De kwaliteit van leven en het functioneren van Nederlandse militairen die tijdens de missie naar Afghanistan door krijgshandelingen letsel opliepen, bleken na gemiddeld 2,3 jaar lager te zijn dan in de normpopulatie. Dit was voor een belangrijk deel te verklaren door de mate van mobiliteit en werk.

artikel

Inleiding

Wereldwijd is het aantal terreuraanslagen tussen 1999 en 2006 verviervoudigd. Dit heeft geleid tot een verachtvoudiging van het aantal burger- en militaire slachtoffers in deze periode.1 Uit onderzoek is gebleken dat 78% van de letsels, opgelopen tijdens militaire operaties in Irak en Afghanistan, het gevolg zijn van explosieven. De helft van deze letsels werd veroorzaakt door ‘improvised explosive device’ (IED). Dit is opmerkelijk hoger dan in eerdere conflicten.2 Dit zijn met lokale middelen gefabriceerde explosieven die gevuld kunnen zijn met spijkers of fecaliën. Grootschalige inzet van IED’s is een ontwikkeling van het afgelopen decennium.3

Explosieven, waaronder IED’s, veroorzaken drukgolf(‘blast’)-letsel. Een explosie in het algemeen kan door de schokgolf en rondvliegend materiaal uitgebreid letsel tot gevolg hebben. Daarnaast kunnen slachtoffers worden gelanceerd en verbrandingen en contaminatie oplopen. De complexiteit van de letsels maakt dat langdurige begeleiding nodig kan zijn.1,4

In de periode 2006-2010 heeft de Divisie Defensie Gezondheidszorg Organisatie 144 militairen behandeld die in het kader van de Nederlandse bijdrage aan de missie ‘Task Force Uruzgan’ (TFU) uitgezonden werden en die door krijgshandelingen gewond raakten. Onder letsel door krijgshandelingen wordt verstaan: ‘letsel veroorzaakt door aanslagen en vuurgevechten tijdens missies’. Voor de start van de missie TFU bestond er weinig ervaring met drukgolf-letsel met de bijkomende benodigde zorg en langetermijngevolgen.5

Gezien de langdurige zorgvraag van deze militaire slachtoffers en met het oog op toekomstige missies, is het van belang de opgedane kennis rondom dit type letsel te bundelen. In deze studie wordt de letselverdeling beschreven en wordt ingegaan op de gevolgen van de letsels op activiteiten- en participatieniveau. Tevens wordt bekeken wat prognostische factoren zijn voor kwaliteit van leven voor deze specifieke groep Nederlandse militaire oorlogsslachtoffers.

Patiënten en Methoden

Populatie

De onderzoekspopulatie bestond uit Nederlandse militaire oorlogsslachtoffers bij wie een indicatie tot medisch-specialistische revalidatie bestond en die in het Militair Revalidatie Centrum in Aardenburg revalideerden. Uitgesloten werden militairen die ten tijde van de start van het onderzoek klinisch behandeld werden of een diagnostisch revalidatietraject ondergingen.

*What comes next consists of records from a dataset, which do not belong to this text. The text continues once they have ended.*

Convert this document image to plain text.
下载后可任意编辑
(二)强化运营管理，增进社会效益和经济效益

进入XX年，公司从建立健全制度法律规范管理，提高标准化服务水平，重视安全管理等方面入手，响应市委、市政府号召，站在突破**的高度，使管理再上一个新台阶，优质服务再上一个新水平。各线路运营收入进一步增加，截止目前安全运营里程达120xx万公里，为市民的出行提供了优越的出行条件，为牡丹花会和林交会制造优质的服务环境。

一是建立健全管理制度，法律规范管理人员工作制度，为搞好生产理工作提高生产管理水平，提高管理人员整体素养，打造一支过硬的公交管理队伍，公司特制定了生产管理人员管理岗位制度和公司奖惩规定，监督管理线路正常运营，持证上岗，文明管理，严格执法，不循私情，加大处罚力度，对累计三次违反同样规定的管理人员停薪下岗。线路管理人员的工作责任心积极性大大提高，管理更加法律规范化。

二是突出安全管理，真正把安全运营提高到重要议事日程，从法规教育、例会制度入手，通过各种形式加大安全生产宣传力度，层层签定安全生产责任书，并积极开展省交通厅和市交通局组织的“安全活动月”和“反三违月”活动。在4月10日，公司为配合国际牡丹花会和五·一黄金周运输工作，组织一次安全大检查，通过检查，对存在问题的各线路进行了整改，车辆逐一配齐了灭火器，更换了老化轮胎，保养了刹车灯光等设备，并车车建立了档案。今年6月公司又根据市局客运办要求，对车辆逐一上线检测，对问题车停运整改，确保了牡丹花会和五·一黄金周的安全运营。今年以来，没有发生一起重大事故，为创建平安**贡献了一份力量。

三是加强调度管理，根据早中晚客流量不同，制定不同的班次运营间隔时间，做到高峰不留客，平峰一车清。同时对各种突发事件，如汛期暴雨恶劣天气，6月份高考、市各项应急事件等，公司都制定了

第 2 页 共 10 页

Wij raadpleegden de database van het Militair Revalidatie Centrum (MRC), waarin de oorlogsslachtoffers uit Afghanistan bij binnenkomst werden geregistreerd. Door deze database te vergelijken met de databases van het Centraal Militair Hospitaal en de afdeling Traumatologie van het Universitair Medisch Centrum Utrecht (UMCU), controleerden we op gemiste casussen.

Meetinstrumenten

Aard en ernst van de letsels De aard en ernst van de letsels werden bepaald aan de hand van de ‘Abbreviated injury scale’ (AIS) en de ‘Injury severity score’ (ISS), vastgelegd bij binnenkomst in het UMCU. De AIS is een gestandaardiseerd, anatomisch scoresysteem waarmee letsels op een schaal van 1-6 per lichaamsregio naar ernst worden gescoord; 1 is ‘licht letsel’, 5 is ‘kritiek letsel’ en 6 is ‘niet met het leven verenigbaar letsel’. De ISS wordt berekend uit de AIS als volgt; per lichaamsregio wordt de hoogste AIS-score geïdentificeerd. Van de 3 lichaamsregio’s met de hoogste AIS-scores worden deze hoogste scores gekwadrateerd en bij elkaar opgeteld. Hierbij geldt een maximumscore van 75.6

Interview Uit het revalidatiedossier werd het ongevalsmechanisme overgenomen. Bij alle militairen namen wij een semigestructureerd interview af. Zo vroegen wij of zij nog onder behandeling waren van een medisch specialist en om welke reden, of zij de krijgsmacht hadden verlaten, of het inkomen was veranderd en of door het ongeval hun carrièreopties waren veranderd.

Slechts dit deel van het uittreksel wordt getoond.